Sooft Aomame und die alte Dame das Training und die Massage beendet hatten, tranken sie noch ein Weilchen zusammen Tee und plauderten. Stets servierte Tamaru ihnen den Tee auf dem silbernen Tablett. Da er im ersten Monat vor Aomame niemals den Mund aufmachte, musste sie die alte Dame fragen, ob er möglicherweise stumm sei.
Einmal erkundigte sich die alte Dame, ob Aomame in der Praxis schon einmal jemandem in die Hoden getreten habe, um sich zu schützen.
Nur einmal, hatte Aomame geantwortet.
»Und hatten Sie Erfolg?«, fragte die alte Dame.
»Es war sehr wirkungsvoll«, erwiderte Aomame wachsam und wortkarg.
»Glauben Sie, es würde bei unserem Tamaru klappen?«
Aomame schüttelte den Kopf. »Wahrscheinlich nicht. Tamaru kennt sich in diesen Dingen sehr gut aus. Wenn die Bewegung von einem, der sich auskennt, erkannt wird, hat man keine Chance. Der Tritt in die Hoden funktioniert nur bei Anfängern, die nicht an Schlägereien gewöhnt sind.«
»Es ist Ihnen also aufgefallen, dass Tamaru kein ›Anfänger‹ ist?«
Aomame wählte ihre Worte mit Bedacht. »Tja, wie soll ich sagen? Er macht einen anderen Eindruck als gewöhnliche Menschen.«
Die alte Dame goss Sahne in ihren Tee und rührte ihn langsam mit ihrem Löffel um.
»Demnach war der Mann, mit dem Sie es damals zu tun hatten, ein Anfänger?
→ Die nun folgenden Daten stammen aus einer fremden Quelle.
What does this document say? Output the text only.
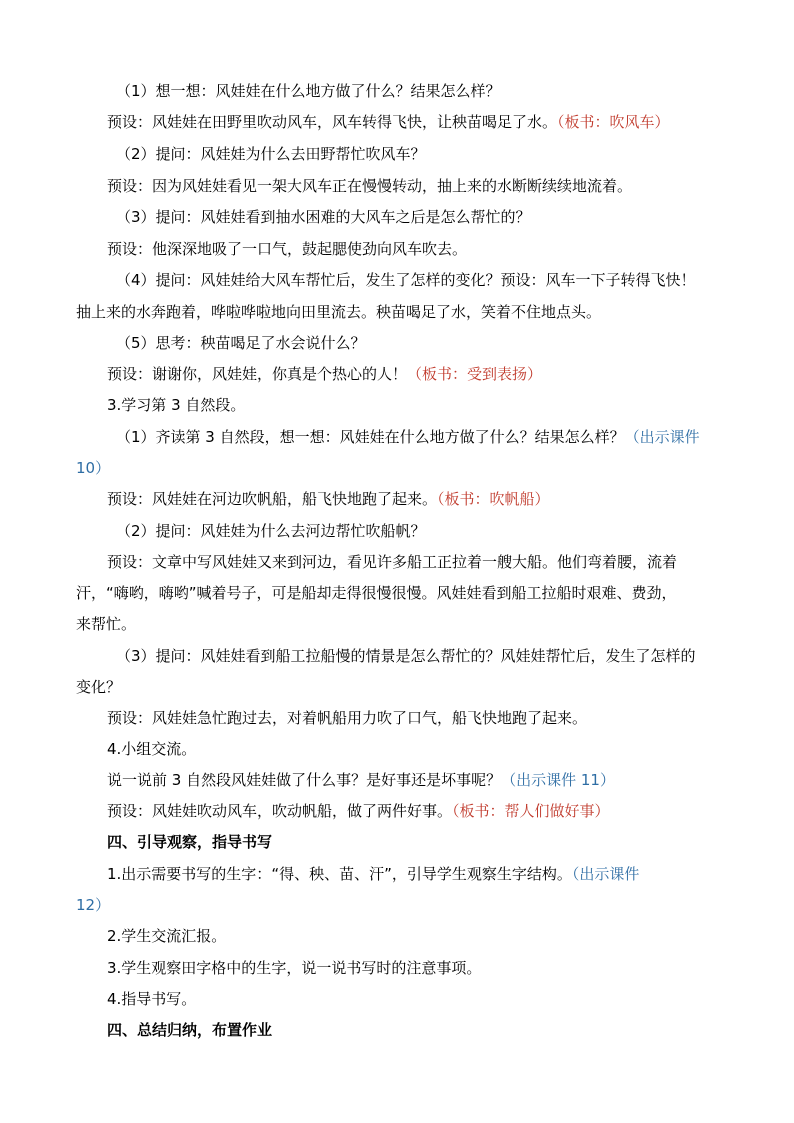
（1）想一想：风娃娃在什么地方做了什么？结果怎么样？
预设：风娃娃在田野里吹动风车，风车转得飞快，让秧苗喝足了水。（板书：吹风车）
（2）提问：风娃娃为什么去田野帮忙吹风车？
预设：因为风娃娃看见一架大风车正在慢慢转动，抽上来的水断断续续地流着。
（3）提问：风娃娃看到抽水困难的大风车之后是怎么帮忙的？
预设：他深深地吸了一口气，鼓起腮使劲向风车吹去。
（4）提问：风娃娃给大风车帮忙后，发生了怎样的变化？预设：风车一下子转得飞快！
抽上来的水奔跑着，哗啦哗啦地向田里流去。秧苗喝足了水，笑着不住地点头。
（5）思考：秧苗喝足了水会说什么？
预设：谢谢你，风娃娃，你真是个热心的人！（板书：受到表扬）
3.学习第 3 自然段。
（1）齐读第 3 自然段，想一想：风娃娃在什么地方做了什么？结果怎么样？（出示课件
10）
预设：风娃娃在河边吹帆船，船飞快地跑了起来。（板书：吹帆船）
（2）提问：风娃娃为什么去河边帮忙吹船帆？
预设：文章中写风娃娃又来到河边，看见许多船工正拉着一艘大船。他们弯着腰，流着
汗，“嗨哟，嗨哟”喊着号子，可是船却走得很慢很慢。风娃娃看到船工拉船时艰难、费劲，
来帮忙。
（3）提问：风娃娃看到船工拉船慢的情景是怎么帮忙的？风娃娃帮忙后，发生了怎样的
变化？
预设：风娃娃急忙跑过去，对着帆船用力吹了口气，船飞快地跑了起来。
4.小组交流。
说一说前 3 自然段风娃娃做了什么事？是好事还是坏事呢？（出示课件 11）
预设：风娃娃吹动风车，吹动帆船，做了两件好事。（板书：帮人们做好事）
四、引导观察，指导书写
1.出示需要书写的生字：“得、秧、苗、汗”，引导学生观察生字结构。（出示课件
12）
2.学生交流汇报。
3.学生观察田字格中的生字，说一说书写时的注意事项。
4.指导书写。
四、总结归纳，布置作业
War er groß?«
Aomame nickte, sagte aber nichts. Der Mann war körperlich fit gewesen und offenbar auch kräftig. Aber er war eingebildet und ließ sich überrumpeln, weil sein Gegner eine Frau war und er sie unterschätzte. Bis dahin hatte Aomame noch nie jemandem in die Hoden getreten und auch nicht damit gerechnet, dass sie einmal in die Verlegenheit kommen würde.
»Haben Sie den Mann ernsthaft verletzt?«
»Nein, es tat ihm nur für eine Weile ziemlich weh.«
Die alte Dame schwieg einen Moment. Dann stellte sie eine weitere Frage. »Haben Sie davor schon einmal einen Mann angegriffen? Ihm nicht nur Schmerz zugefügt, sondern ihn mit Absicht verwundet?«
»Ja«, sagte Aomame. Lügen war nicht ihre Stärke.
»Können Sie darüber reden?«
Aomame schüttelte kurz den Kopf. »Tut mir leid, das geht nicht so einfach.«
»Das macht nichts. Natürlich ist es nicht so leicht, über so etwas zu sprechen. Es muss auch nicht sein«, sagte die alte Dame.
Schweigend tranken die beiden ihren Tee und hingen ihren jeweiligen Gedanken nach.
Bald ergriff die alte Dame wieder das Wort. »Aber sollten Sie irgendwann einmal das Gefühl haben, darüber sprechen zu können, würden Sie mir dann erzählen, was geschehen ist?«
»Ja, vielleicht. Aber möglicherweise werde ich es nie können. Ehrlich gesagt, ich weiß es selbst nicht.«
Die alte Dame blickte Aomame ins Gesicht. »Ich frage nicht aus Neugier«, sagte sie dann.
Aomame schwieg.
»Ich kann sehen, dass Sie eine Last mit sich herumtragen. Eine ziemlich schwere Last. Ich habe es gleich gespürt, als wir uns das erste Mal begegnet sind. Sie haben einen entschlossenen, starken Blick. Offen gesagt habe auch ich eine solche Erfahrung . Etwas Schweres, das ich mit mir herumtrage. Darum weiß ich Bescheid. Wir haben keine Eile. Dennoch ist es besser, so etwas irgendwann herauszulassen. Ich bin sehr verschwiegen und verfüge über einige praktische Mittel. Wenn alles gutgeht, kann ich Ihnen vielleicht nützlich sein.«
Als Aomame es später wagte, der alten Dame ihre Geschichte zu offenbaren, stieß sie damit eine neue Tür in ihrem Leben auf.
»Was trinken Sie denn da?«, sagte jemand dicht neben Aomames Ohr. Es war die Stimme einer Frau.